Le dernier sommet de l’Otan a remis sur le devant de la scène une menace souvent ignorée mais qui se renforce avec le temps : le réchauffement climatique. Tandis que les tensions géopolitiques continuent avec des pays comme la Russie, la Chine et l’Iran, le changement climatique se présente comme un adversaire silencieux, notamment à travers la montée des océans.

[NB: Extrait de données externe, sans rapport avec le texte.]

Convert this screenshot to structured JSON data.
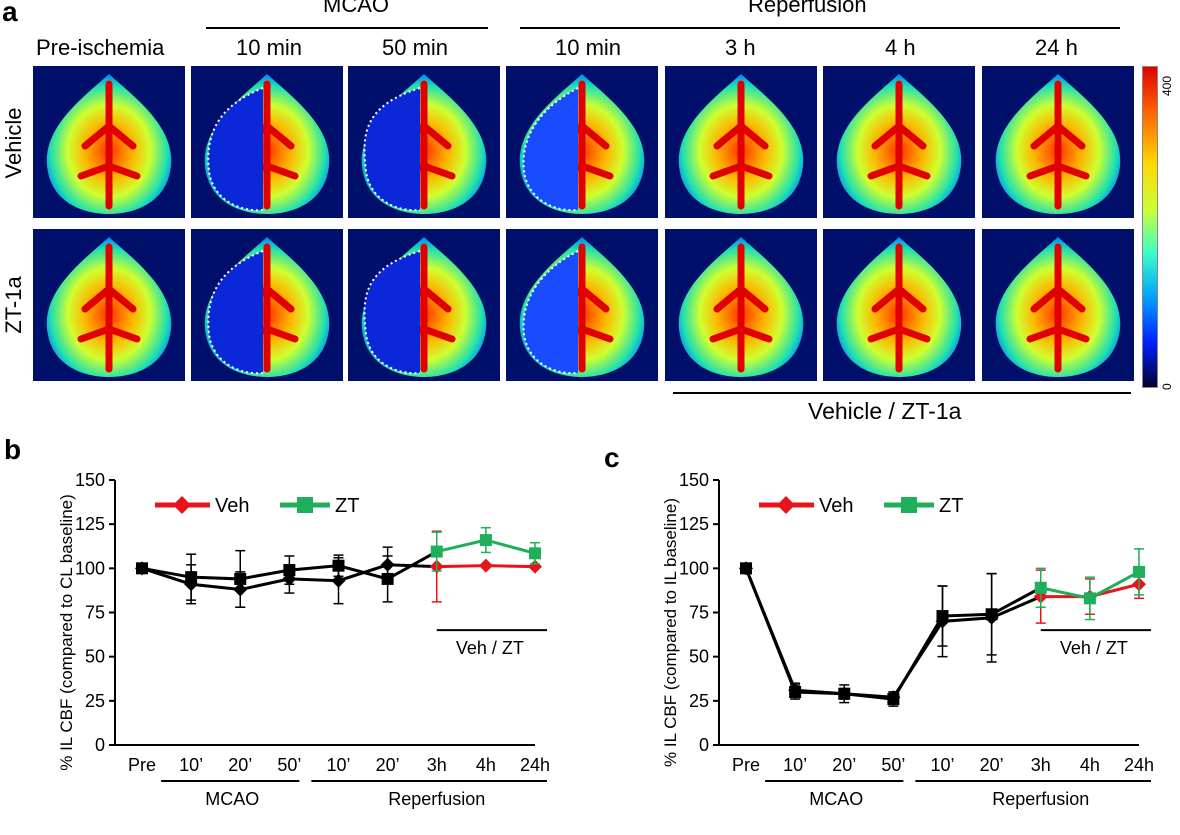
{
  "panel_a": {
    "letter": "a",
    "group_headers": {
      "mcao": "MCAO",
      "reperfusion": "Reperfusion"
    },
    "column_labels": [
      "Pre-ischemia",
      "10 min",
      "50 min",
      "10 min",
      "3 h",
      "4 h",
      "24 h"
    ],
    "row_labels": [
      "Vehicle",
      "ZT-1a"
    ],
    "colorbar": {
      "max": "400",
      "min": "0"
    },
    "treatment_label": "Vehicle / ZT-1a"
  },
  "panel_b": {
    "letter": "b",
    "legend": {
      "veh": "Veh",
      "zt": "ZT"
    },
    "treatment_label": "Veh / ZT",
    "group_labels": {
      "mcao": "MCAO",
      "reperfusion": "Reperfusion"
    }
  },
  "panel_c": {
    "letter": "c",
    "legend": {
      "veh": "Veh",
      "zt": "ZT"
    },
    "treatment_label": "Veh / ZT",
    "group_labels": {
      "mcao": "MCAO",
      "reperfusion": "Reperfusion"
    }
  },
  "colors": {
    "veh": "#e8141c",
    "zt": "#1fae5a",
    "baseline": "#000000"
  },
  "chart_data": [
    {
      "type": "line",
      "ylabel": "% IL CBF (compared to CL baseline)",
      "ylim": [
        0,
        150
      ],
      "yticks": [
        0,
        25,
        50,
        75,
        100,
        125,
        150
      ],
      "categories": [
        "Pre",
        "10’",
        "20’",
        "50’",
        "10’",
        "20’",
        "3h",
        "4h",
        "24h"
      ],
      "series": [
        {
          "name": "Veh",
          "values": [
            100,
            91,
            88,
            94,
            93,
            102,
            101,
            101.5,
            101
          ],
          "err": [
            0,
            11,
            10,
            8,
            13,
            10,
            20,
            0,
            0
          ]
        },
        {
          "name": "ZT",
          "values": [
            100,
            95,
            94,
            99,
            101.5,
            94,
            109.5,
            116,
            108.5
          ],
          "err": [
            0,
            13,
            16,
            8,
            6,
            13,
            11,
            7,
            6
          ]
        }
      ]
    },
    {
      "type": "line",
      "ylabel": "% IL CBF (compared to IL baseline)",
      "ylim": [
        0,
        150
      ],
      "yticks": [
        0,
        25,
        50,
        75,
        100,
        125,
        150
      ],
      "categories": [
        "Pre",
        "10’",
        "20’",
        "50’",
        "10’",
        "20’",
        "3h",
        "4h",
        "24h"
      ],
      "series": [
        {
          "name": "Veh",
          "values": [
            100,
            31,
            29,
            27,
            70,
            72,
            84,
            84,
            91
          ],
          "err": [
            0,
            4,
            3,
            3,
            20,
            25,
            15,
            10,
            8
          ]
        },
        {
          "name": "ZT",
          "values": [
            100,
            30,
            29,
            26,
            73,
            74,
            89,
            83,
            98
          ],
          "err": [
            0,
            4,
            5,
            4,
            17,
            23,
            11,
            12,
            13
          ]
        }
      ]
    }
  ]
}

Surtout, ses répercussions sur la guerre sous-marine deviennent de plus en plus inquiétantes au gré du réchauffement des océans.
Une menace sous-marine amplifiée par la chaleur
Les technologies de détection sous-marine, comme les sonars actifs et passifs, s’appuient sur la façon dont le son se propage dans l’eau, un phénomène perturbé par le réchauffement des océans. Cette propagation dépend de plusieurs paramètres physiques tels que la température, la pression et la salinité. Mais avec le réchauffement climatique, ces paramètres se perturbent et la détection des sous-marins se complique. Une étude parue en mars 2025 au Nato Defense College, dirigée par Andrea et Mauro Gilli, indique qu’en Atlantique nord, la portée de détection pourrait passer de 60 km à 35 km, tandis que dans le Pacifique occidental, elle passerait de 10 km à 7 km.
Ces résultats reposent sur des simulations basées sur des données historiques (1970-1999) et sur des projections climatiques pour la période 2070-2099. Les recherches se sont concentrées sur l’Atlantique nord et le Pacifique occidental, deux zones stratégiques où la circulation océanique joue un rôle clé. Une baisse aussi marquée de la portée de détection pourrait donner à des pays comme la Russie l’occasion de renforcer leurs activités sous-marines dans l’Atlantique.
Références cinématographiques et historiques
L’importance de la guerre sous-marine n’est pas une nouveauté. Elle a d’ailleurs été mise à l’honneur dans des œuvres culturelles comme le film « À la poursuite d’Octobre Rouge », sorti en 1989 et adapté du roman de Tom Clancy. Dans ce film, Sean Connery incarne un capitaine rebelle tandis qu’Alec Baldwin joue le rôle d’un agent de la CIA, illustrant déjà les enjeux des opérations sous-marines secrètes.
De nos jours, ces questions se compliquent avec les changements de l’état des océans induits par le réchauffement. Une analyse du New Scientist précise notamment que, dans les latitudes intermédiaires de l’est de l’Atlantique nord, l’infiltration d’eau chaude pourrait avoir des conséquences significatives.
Répercussions militaires et évolutions technologiques
Le réchauffement climatique a des retombées non seulement sur l’environnement mais aussi sur le domaine militaire. Une étude parue dans le Texas National Security Review évoque « des effets significatifs sur la puissance, les capacités, l’efficacité et l’emploi militaire ». Par exemple, selon certaines prévisions pessimistes du GIEC pour 2070, les sonars actuels pourraient se limiter à une détection sur 20 km.
Mais il y a aussi des perspectives pour améliorer la situation grâce aux avancées technologiques. Des développements dans des systèmes de détection tels que les satellites ou les drones pourraient aider à compenser certaines limitations actuelles. Il est fondamental pour l’Otan d’investir dans la création de nouveaux types de sonars adaptés aux conditions océaniques modifiées.
Enjeux stratégiques mondiaux
La reconnaissance par l’Otan du réchauffement climatique en tant que « multiplicateur de menaces » montre bien son engagement à intégrer cette variable dans ses stratégies futures. Cela se traduit par une possible réorientation des ressources militaires entre l’Atlantique et le Pacifique, pour ajuster sa posture face aux nouvelles réalités.